Depending on the agreement, either the host or the webmaster must update and maintain the OS in the same way as the main operating system
6. Server/ Server Management
On top of the operating system, each account has its own set of software installed. This software includes the web server, the database server, support for scripting languages, etc.
This layer may also include account management tools such as cPanel, which exist behind the scenes.
An attack on this software would have a similar impact to an attack on the second operating system.
On a shared hosting account, this level is the responsibility of the host.
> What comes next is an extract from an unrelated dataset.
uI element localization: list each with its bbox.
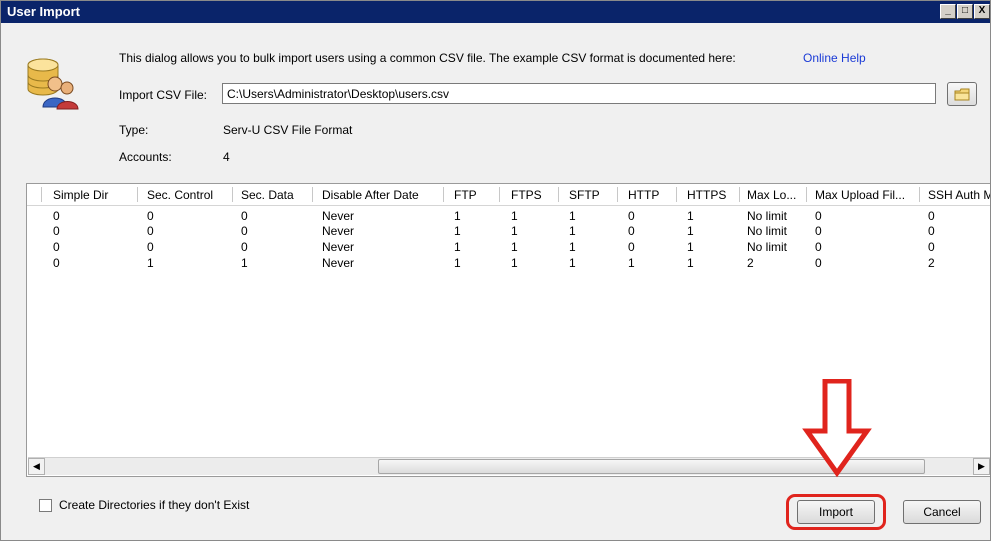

On a VPS or dedicated server account, responsibility varies depending on how much management the client has paid for.
However, all users have the responsibility for their application passwords.
7. Site Management
The site management layer covers all software used to operate the site.
This can be a CMS like WordPress or Joomla, a bulletin board system such as phpBB or something else altogether.
An attack at this level will usually only impact a single site. But because this software is public-facing, it’s the most vulnerable and the most commonly-exploited weakness.
Some hosts will integrate management of one or more site tools in their management package, but the vast majority do not, so the responsibility for maintaining and securing this layer falls to the user.
8. User’s Computer
Your own computer can be compromised, leading to problems with your server.
Malicious software can grab passwords, and a compromised machine can be used to make unauthorised changes.
Clearly, the responsibility here lies with the user.
Working Towards Better Security
Your security is only as good as its weakest link. Having the most secure, locked-down installation of WordPress does no good if your operating system has a hole in it that allows easy access. Likewise, having an up-to-date cPanel is useless if an attacker can grab your password from your local machine.
Know your obligations and make sure you do your part to ensure your website is secure against attack.